Given no fallback mechanism, I would argue that one should always explicitly declare Language and Region whenever configuring new languages in Sitecore. Fortunately, Sitecore seems to agree because this is the default behaviour as well.

languageselection

And

languagedialog

Notice how, after selecting one of the (many) predefined languages, a full ISO code is generated. en-NZ in this example.

All good. This is also what I have been recommending my clients to follow, for as long as I can recall. Specify full languages, and then we’ll see if Sitecore in the future comes up with something new and clever in terms of language fallback and so on.

But to every exception, there is a rule… or is it the other way around? ;-))

While Sitecore will, by default, install for instance the Danish language as “da-DK” (fully regionalized), the actual content we get whenever Sitecore releases localized functionality will be only “da”. (just as “en” has always been just that, without regional information although with an American flag).

Here’s a view on a Conditional in the OMS. The Danish language has been installed using default Sitecore settings, and now we end up with this.

languagemess

Which was, I’m betting, not entirely what one expected. It certainly wasn’t what I expected, this much is certain :-)

And this is where I now pass the ball on to you, readers of this blog. What are your own experiences in this area? What do you recommend?

In summary, personally, I would love to see a fallback mechanism. This would allow me to run my regional sites in en-GB, and fall back to “en” where required. I’ve implemented a similar mechanism on some sites I’ve worked, although this was sort of messy and hooking into field renderers and whatnot.

Today, I would probably go about it differently. Thinking something like a Condition/Action to the effect of “when no language version exists set item language to “en””. Maybe this could be a feature at some point?

(and yes, I’ll be happy to mock up something to this effect and Share Source it, if there’s enough interest)

Your thoughts?

So what’s your view?

In the meantime

Here’s a fix to the above language issue.

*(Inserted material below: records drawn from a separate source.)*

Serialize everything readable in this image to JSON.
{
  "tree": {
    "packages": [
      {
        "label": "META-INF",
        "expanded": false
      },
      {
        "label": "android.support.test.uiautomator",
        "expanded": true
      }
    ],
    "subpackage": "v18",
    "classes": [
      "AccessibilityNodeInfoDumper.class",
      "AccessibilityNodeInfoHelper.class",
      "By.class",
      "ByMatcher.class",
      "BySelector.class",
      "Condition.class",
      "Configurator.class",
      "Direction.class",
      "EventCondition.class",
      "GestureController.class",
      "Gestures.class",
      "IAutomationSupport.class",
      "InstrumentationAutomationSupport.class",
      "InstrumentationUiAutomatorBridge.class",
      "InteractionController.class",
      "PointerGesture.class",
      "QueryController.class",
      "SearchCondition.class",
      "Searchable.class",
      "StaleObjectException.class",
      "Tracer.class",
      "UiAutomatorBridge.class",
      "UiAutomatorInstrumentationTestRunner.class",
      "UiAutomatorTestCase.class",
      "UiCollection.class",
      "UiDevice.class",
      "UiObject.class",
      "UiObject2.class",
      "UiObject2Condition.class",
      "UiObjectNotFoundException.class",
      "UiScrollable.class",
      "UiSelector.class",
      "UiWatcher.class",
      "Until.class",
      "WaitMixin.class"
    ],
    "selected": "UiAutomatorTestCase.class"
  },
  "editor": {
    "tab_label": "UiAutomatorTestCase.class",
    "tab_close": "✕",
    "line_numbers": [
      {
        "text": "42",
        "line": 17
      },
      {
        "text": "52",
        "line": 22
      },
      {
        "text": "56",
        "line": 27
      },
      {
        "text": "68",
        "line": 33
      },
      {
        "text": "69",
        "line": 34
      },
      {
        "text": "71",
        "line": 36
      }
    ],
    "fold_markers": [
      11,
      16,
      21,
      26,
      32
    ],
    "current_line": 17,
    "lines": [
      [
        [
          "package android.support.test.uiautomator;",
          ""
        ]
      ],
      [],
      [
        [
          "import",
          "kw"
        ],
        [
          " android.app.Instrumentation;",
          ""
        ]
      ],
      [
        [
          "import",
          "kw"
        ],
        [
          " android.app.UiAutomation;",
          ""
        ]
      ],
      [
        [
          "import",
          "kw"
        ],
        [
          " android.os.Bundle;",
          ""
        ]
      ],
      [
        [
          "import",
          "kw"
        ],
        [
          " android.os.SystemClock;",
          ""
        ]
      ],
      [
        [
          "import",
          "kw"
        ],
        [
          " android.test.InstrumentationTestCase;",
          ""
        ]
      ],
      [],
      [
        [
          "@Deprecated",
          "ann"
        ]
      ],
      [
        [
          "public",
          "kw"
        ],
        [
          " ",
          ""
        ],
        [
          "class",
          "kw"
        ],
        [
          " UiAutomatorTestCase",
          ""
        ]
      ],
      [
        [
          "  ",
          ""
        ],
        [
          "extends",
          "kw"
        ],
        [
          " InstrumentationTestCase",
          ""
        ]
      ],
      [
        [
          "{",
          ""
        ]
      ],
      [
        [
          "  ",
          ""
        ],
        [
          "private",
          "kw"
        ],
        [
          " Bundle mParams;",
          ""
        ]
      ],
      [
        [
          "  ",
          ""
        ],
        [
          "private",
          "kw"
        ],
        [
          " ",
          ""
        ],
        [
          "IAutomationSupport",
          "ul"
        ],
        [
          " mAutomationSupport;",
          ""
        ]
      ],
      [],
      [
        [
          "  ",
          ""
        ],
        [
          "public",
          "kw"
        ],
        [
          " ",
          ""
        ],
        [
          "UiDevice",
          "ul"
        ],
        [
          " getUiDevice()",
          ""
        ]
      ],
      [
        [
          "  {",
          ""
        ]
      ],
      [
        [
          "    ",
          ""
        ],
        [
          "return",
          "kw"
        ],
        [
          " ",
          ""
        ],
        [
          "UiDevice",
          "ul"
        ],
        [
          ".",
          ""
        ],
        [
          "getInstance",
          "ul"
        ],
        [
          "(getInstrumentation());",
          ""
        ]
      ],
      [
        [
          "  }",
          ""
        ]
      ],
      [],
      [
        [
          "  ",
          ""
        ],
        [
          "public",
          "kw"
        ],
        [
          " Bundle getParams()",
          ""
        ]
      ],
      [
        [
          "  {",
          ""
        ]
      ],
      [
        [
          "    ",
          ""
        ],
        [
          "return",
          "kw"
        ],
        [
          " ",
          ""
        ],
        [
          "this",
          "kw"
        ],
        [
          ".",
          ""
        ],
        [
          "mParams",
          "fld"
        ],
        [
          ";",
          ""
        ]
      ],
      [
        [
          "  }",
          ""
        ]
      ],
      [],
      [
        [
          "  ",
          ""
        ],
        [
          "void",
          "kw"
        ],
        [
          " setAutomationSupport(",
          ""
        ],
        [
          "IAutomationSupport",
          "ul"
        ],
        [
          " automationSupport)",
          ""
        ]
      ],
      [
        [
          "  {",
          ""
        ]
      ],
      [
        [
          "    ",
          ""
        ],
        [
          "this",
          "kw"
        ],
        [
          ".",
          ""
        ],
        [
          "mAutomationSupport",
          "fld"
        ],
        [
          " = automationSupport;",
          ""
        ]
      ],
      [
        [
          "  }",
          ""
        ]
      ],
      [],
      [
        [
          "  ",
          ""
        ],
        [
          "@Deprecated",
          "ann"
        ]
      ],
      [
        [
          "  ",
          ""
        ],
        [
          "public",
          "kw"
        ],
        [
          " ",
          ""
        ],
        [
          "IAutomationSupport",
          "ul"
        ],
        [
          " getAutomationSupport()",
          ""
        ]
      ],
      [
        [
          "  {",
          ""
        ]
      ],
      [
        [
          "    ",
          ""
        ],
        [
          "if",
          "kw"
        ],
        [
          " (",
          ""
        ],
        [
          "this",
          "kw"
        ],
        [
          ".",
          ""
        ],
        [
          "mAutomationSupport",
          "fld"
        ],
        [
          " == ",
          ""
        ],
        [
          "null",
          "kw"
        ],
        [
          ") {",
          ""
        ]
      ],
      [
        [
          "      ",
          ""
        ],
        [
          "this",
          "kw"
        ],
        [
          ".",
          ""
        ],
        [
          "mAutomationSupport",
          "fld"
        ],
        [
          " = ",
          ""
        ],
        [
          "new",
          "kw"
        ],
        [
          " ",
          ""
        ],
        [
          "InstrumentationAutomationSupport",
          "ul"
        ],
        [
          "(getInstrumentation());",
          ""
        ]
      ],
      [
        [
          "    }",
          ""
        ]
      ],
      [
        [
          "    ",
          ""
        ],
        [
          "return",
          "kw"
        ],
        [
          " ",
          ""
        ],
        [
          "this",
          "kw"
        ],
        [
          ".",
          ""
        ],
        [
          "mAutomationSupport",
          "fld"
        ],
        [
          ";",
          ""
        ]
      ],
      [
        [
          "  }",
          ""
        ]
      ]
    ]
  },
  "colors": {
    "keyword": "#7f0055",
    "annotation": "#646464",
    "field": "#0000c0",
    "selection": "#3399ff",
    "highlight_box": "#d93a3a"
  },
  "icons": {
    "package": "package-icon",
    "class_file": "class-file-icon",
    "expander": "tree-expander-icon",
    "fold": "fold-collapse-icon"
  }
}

It will work whether you prefer your Danish (or whatever language) as “da” or “da-DK”, just reverse the statements. Alistair has his Revolver, I only have my standard tools… :P

You do this at your own risk however.

  • Backup your solution. Don’t tell me I didn’t warn you ;-)
  • Do a full publish
  • Stop your IIS
  • Open up your Sql Management Studio (Express, if that’s what you have)
  • Execute the following:

USE Sitecore_master
UPDATE UnversionedFields SET [Language]='da-DK' WHERE [Language]='da'
UPDATE VersionedFields SET [Language]='da-DK' WHERE [Language]='da'

After which, you are one step closer to avoiding language confusion later on. I’ve done exactly this on a solution I am working on, and have found no ill effects from this procedure. However, do keep in mind that directly working on the Sitecore database is not (and probably never will be) supported and you’re on your own.